We now prepared a quantity of provisions and other stores to land at Hakluyt's Headland, as a supply for my party on our return from the northward; so that, in case of the ship being obliged to go more to the southward, or of our not being able at once to reach her, we should be furnished with a few days' resources of every kind. Our intentions were, however, frustrated for the present; for we had scarcely secured our hawsers, when a hard gale came on from the southward, threatening every moment to snap them in two, and drive us from our anchorage. We held on for several hours, till, at nine P.M., some swell having set in upon the margin of the ice, it began to break off and drift away. Every possible exertion was instantly made to shift our stream cable farther in upon the floe; but it broke away so quickly as to baffle every endeavour, and at ten the ship went adrift, the wind blowing still harder than before. Having hauled in the hawsers and got the boats on board, we set the close-reefed topsails, to endeavour to hang to windward; but the wind blew in such tremendous gusts from the high land as almost to lay the ship on her beam-ends; so that we were obliged to reduce our canvass to the main topsail and stormsails, and let her drive to leeward.[[018]] The situation of the ship now appeared a very precarious one, the wind still blowing with unabated violence, and with every appearance of a continuance of stormy weather.
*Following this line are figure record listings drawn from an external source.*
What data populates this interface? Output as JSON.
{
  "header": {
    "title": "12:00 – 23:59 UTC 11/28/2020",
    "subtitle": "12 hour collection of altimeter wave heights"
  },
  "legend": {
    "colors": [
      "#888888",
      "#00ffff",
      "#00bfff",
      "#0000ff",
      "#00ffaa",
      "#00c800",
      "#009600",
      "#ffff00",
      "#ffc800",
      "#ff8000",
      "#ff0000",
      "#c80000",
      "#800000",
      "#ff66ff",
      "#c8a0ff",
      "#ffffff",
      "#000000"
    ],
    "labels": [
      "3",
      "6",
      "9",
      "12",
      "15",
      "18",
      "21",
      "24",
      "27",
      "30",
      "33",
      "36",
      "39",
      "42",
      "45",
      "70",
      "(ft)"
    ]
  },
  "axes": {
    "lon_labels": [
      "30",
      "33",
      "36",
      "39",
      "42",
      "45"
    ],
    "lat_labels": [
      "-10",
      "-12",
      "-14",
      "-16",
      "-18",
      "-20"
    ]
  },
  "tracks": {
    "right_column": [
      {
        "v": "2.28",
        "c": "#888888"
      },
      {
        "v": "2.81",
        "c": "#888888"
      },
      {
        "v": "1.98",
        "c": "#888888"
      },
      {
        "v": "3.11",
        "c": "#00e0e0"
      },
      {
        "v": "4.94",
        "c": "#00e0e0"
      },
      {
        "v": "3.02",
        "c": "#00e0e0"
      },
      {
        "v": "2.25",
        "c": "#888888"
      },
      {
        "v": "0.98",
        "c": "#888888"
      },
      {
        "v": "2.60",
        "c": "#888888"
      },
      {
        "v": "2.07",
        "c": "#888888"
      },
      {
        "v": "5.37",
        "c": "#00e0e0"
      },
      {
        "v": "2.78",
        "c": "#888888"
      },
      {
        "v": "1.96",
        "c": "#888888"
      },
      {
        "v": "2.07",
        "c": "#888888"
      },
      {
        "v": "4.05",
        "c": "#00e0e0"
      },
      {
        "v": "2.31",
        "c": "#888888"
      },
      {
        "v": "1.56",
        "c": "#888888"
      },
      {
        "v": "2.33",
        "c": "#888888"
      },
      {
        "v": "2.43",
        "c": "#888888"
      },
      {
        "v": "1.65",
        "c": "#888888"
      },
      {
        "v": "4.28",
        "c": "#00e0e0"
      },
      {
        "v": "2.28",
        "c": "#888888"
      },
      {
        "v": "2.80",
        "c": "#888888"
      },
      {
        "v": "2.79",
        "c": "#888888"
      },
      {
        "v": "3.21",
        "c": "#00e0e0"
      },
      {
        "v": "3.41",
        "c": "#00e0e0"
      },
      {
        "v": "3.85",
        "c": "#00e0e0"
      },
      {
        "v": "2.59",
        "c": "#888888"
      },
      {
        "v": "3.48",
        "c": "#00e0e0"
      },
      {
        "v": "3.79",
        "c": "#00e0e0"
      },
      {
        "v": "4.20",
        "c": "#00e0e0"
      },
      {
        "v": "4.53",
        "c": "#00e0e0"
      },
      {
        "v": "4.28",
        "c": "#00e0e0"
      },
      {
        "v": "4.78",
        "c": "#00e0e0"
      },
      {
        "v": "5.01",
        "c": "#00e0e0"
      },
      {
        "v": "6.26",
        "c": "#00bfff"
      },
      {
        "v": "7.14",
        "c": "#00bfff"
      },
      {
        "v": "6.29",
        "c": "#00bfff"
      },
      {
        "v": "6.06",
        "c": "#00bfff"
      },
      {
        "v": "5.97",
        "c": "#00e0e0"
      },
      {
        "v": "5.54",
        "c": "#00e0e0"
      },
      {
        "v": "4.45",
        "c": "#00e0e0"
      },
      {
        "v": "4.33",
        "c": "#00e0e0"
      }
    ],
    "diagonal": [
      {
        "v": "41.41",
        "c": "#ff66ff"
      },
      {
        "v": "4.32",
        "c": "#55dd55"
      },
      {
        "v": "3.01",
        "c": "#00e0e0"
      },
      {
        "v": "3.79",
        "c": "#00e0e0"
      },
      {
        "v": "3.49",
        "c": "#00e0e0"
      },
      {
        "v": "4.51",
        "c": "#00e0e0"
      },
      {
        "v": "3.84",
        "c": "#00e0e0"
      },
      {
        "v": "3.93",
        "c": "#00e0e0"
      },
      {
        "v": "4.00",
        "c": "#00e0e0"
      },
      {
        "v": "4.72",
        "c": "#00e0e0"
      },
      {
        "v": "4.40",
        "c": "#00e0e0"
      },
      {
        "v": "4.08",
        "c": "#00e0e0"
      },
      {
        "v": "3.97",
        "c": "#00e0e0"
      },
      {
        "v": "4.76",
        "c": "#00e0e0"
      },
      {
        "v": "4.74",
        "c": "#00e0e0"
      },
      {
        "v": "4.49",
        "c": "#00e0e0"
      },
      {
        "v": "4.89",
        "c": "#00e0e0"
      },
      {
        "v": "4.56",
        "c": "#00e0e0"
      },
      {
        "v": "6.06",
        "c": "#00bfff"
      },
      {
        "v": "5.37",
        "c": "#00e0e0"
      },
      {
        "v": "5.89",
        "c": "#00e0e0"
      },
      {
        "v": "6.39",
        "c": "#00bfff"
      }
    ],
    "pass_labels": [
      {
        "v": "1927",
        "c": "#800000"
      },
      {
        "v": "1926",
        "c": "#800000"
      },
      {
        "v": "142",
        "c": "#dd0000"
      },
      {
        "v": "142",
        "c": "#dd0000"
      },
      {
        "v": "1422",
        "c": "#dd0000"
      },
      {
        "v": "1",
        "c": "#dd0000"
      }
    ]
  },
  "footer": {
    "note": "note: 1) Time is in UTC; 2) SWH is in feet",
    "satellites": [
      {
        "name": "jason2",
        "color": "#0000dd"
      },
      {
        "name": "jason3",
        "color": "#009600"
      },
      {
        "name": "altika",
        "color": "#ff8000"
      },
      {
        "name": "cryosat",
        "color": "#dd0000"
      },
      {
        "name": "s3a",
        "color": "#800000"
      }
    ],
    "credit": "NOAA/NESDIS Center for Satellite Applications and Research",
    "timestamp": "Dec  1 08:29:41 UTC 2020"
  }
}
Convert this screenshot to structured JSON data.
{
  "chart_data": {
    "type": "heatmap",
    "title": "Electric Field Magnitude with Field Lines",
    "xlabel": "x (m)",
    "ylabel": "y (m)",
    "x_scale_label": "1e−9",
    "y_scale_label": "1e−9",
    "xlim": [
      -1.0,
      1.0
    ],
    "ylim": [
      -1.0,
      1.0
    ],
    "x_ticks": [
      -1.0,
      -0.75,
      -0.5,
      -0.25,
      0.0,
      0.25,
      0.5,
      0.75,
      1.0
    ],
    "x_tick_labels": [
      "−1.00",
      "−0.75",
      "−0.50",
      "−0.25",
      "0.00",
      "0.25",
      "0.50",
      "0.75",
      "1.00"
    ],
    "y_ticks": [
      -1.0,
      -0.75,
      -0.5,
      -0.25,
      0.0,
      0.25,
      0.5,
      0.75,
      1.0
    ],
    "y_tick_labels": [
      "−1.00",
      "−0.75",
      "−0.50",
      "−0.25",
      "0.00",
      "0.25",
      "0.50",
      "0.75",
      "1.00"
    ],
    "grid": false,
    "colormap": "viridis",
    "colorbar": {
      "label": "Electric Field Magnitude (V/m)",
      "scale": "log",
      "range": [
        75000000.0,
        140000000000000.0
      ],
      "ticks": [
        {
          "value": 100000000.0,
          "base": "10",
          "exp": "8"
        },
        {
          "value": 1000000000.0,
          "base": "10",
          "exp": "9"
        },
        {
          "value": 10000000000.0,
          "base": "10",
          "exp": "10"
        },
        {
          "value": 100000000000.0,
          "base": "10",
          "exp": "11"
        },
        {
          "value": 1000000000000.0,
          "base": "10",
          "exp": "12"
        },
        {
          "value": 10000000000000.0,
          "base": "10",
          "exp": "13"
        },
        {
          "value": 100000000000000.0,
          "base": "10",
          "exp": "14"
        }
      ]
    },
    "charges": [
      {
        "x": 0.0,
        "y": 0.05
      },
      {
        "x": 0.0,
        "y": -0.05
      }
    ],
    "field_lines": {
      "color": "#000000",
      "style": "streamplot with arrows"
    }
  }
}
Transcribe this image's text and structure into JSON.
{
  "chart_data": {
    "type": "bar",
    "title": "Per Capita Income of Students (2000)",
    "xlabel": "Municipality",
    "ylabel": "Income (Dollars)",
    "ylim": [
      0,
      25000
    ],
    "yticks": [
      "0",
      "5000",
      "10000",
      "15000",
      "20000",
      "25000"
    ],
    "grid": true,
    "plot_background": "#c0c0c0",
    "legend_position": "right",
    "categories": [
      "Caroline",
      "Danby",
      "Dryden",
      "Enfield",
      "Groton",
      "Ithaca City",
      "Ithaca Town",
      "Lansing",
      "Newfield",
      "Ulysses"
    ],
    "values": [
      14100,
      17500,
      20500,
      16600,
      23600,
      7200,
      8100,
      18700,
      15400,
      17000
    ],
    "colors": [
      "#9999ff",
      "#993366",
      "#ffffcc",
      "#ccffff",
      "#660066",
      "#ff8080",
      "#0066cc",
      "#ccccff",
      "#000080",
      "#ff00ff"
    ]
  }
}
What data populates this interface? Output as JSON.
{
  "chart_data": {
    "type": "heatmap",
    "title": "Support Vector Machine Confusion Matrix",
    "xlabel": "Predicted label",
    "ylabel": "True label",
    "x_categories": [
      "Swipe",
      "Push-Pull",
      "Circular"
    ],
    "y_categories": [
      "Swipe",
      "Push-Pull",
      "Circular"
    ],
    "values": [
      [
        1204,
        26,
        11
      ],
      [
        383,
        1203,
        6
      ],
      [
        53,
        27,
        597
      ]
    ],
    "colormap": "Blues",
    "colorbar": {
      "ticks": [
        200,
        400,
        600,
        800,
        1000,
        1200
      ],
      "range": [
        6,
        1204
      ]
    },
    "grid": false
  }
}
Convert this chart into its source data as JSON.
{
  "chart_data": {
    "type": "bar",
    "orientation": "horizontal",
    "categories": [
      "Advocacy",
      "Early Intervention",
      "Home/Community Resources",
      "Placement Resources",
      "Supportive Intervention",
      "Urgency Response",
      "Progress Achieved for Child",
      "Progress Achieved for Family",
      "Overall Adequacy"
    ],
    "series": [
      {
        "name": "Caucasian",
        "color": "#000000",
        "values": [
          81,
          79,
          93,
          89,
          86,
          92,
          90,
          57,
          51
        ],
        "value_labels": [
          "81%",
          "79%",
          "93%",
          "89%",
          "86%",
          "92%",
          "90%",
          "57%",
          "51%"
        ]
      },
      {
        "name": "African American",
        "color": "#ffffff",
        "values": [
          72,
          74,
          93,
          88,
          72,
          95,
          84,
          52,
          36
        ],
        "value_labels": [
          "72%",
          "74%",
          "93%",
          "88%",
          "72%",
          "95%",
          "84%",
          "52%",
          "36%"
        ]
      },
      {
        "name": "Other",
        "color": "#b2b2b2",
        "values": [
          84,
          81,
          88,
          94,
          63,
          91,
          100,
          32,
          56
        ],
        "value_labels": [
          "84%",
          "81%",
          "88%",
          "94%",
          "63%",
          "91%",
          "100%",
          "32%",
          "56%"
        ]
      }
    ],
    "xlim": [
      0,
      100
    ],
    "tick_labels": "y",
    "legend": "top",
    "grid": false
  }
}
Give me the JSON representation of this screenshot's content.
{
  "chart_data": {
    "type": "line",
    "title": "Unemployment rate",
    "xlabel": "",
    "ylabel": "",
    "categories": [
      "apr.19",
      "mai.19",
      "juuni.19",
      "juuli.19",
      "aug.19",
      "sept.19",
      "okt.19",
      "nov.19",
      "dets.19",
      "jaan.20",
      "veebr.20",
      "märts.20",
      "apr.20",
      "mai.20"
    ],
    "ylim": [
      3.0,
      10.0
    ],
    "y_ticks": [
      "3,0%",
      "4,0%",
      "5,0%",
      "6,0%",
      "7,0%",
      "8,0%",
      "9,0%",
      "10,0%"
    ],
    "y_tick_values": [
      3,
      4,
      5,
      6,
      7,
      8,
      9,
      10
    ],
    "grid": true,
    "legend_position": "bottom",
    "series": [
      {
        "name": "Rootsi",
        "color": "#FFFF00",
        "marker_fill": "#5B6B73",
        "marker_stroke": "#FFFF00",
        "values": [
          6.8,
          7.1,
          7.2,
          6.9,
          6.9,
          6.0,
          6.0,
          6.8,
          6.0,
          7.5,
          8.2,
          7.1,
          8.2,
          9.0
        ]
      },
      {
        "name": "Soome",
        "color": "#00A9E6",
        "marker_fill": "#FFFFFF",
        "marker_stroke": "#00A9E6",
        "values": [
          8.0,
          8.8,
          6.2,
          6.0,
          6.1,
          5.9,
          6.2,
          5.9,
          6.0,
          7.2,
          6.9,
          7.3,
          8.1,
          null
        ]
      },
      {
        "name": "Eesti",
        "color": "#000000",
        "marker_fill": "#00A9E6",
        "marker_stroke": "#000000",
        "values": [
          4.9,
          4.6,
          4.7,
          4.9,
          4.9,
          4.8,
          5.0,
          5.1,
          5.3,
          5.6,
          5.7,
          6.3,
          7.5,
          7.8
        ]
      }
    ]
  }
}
Under these circumstances, it was the general opinion of the officers, as well as my own, that it was advisable to take advantage of the comparatively smooth water within the stream of ice, and to run the ship into the pack, rather than incur the risk of having to do the same thing in a heavy sea. This plan succeeded remarkably well; a tolerably smooth and open part of the margin being selected, the ship was forced into it at three A.M., when, after encountering a few severe blows from the heavy washed pieces which always occur near the sea-edge, she was gradually carried onward under all sail, and at four A.M. we got into a perfectly smooth and secure situation, half a mile within the margin of a "pack."
It was impossible not to consider ourselves highly fortunate in having thus early, and with no great difficulty, succeeded in reaching the highest latitude to which it was our object to take the ship. But, from what we had already seen at Smerenburg, it was also impossible not to feel much anxiety as to the prospect of getting her into any secure harbour before the proper time of my departure to the northward should arrive. However, we could only wait patiently for the result of a few more days; and, in the mean time, everybody was busily employed in completing the arrangements for our departure, so that, if an opportunity did offer of securing the ship, we might have nothing else to attend to. Our deer were in good order, having been thriving well ever since they came on board; they make excellent sailors, and do not seem to mind bad weather, always lying down quite comfortable whenever there is any sea.